July 2024 and it is still surprising how erratic LLMs can be when they get tasked to help with very small coding jobs. I work on many projects on my Mac. For a while, I have been using my own directory simple stack implementation. Remembering paths is what the computer can do for me.
It works well and has two parts: zsh functions loaded via .zshrc and a Python program doing the actual work, naturally except for the cd, change of the prompt.
I thought it would be nice if my ‘cd’ variation could check if a Python environment under */bin/activate would exist in the directory I changed into. If so, it can source it. If there is none, then it should not care, and if there are multiple, it should list them so that I could pick and choose.
Simple enough.
Parts would require zsh shell coding. Not something I tend to do a lot. Since Sonnet 3.5 has a limit even in the paid version, I tend to use my paid gpt4o first.
For this simple thing, I should not have. Today gpt4o was stunningly stupid. It managed to do zsh syntax well enough, but then completely failed. For a while, stuck in that dreadful loop where one hopes the next version would finally work. I still abort those loops of idiocy way too late.
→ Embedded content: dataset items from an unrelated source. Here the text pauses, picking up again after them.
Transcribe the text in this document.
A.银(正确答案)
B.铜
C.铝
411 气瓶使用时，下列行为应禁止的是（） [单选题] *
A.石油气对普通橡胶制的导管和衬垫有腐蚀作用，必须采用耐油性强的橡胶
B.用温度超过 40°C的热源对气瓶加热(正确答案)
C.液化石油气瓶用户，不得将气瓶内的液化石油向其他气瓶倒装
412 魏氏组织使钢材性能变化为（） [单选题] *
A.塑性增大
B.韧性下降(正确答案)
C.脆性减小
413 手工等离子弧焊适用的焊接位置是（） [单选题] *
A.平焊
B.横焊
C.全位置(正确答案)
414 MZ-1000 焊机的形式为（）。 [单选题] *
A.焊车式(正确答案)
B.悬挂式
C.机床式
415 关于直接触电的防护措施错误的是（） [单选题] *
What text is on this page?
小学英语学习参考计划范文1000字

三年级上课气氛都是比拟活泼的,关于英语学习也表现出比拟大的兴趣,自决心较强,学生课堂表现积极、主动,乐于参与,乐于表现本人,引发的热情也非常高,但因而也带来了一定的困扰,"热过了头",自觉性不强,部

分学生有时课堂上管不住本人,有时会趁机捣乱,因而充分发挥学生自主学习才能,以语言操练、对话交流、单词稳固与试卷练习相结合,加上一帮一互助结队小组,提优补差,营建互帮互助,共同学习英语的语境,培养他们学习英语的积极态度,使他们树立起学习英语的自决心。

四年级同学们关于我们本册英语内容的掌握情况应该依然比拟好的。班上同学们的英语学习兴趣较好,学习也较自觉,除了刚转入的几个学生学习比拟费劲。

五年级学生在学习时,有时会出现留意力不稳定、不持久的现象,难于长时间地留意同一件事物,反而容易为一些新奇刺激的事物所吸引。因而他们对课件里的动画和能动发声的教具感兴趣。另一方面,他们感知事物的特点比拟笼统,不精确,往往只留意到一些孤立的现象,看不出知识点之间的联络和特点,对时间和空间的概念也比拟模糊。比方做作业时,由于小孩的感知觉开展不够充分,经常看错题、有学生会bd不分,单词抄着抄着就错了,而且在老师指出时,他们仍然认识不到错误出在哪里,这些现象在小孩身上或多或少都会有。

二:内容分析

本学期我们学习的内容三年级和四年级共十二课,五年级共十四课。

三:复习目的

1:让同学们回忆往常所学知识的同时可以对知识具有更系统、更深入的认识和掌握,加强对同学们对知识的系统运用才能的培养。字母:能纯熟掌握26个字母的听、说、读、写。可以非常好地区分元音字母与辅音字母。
Claude 3.5 got it right. In my frustration, I also had introduced a bug / typo on my end. Both gpt4o and Claude would have pointed it out easily if they had seen that part of the code. Claude stood out since its debug hints let me see what I had done wrong. That was beyond my current expectation horizon.
Speaking of: I am amazed how dumb LLMs still can be. Today gpt4o was utterly stupid. Not sure why. Is it zsh that it is not familiar with? Did the system prompt that got assigned to me, or my region, suddenly change? Who knows.
It must be hard to make a living based on some expectations from LLMs. They are really awesome, but can fall off a cliff at any point. Pretty much the opposite from computer work in general.
I expect that people develop all sorts of Cargo Cults in their work with these tools.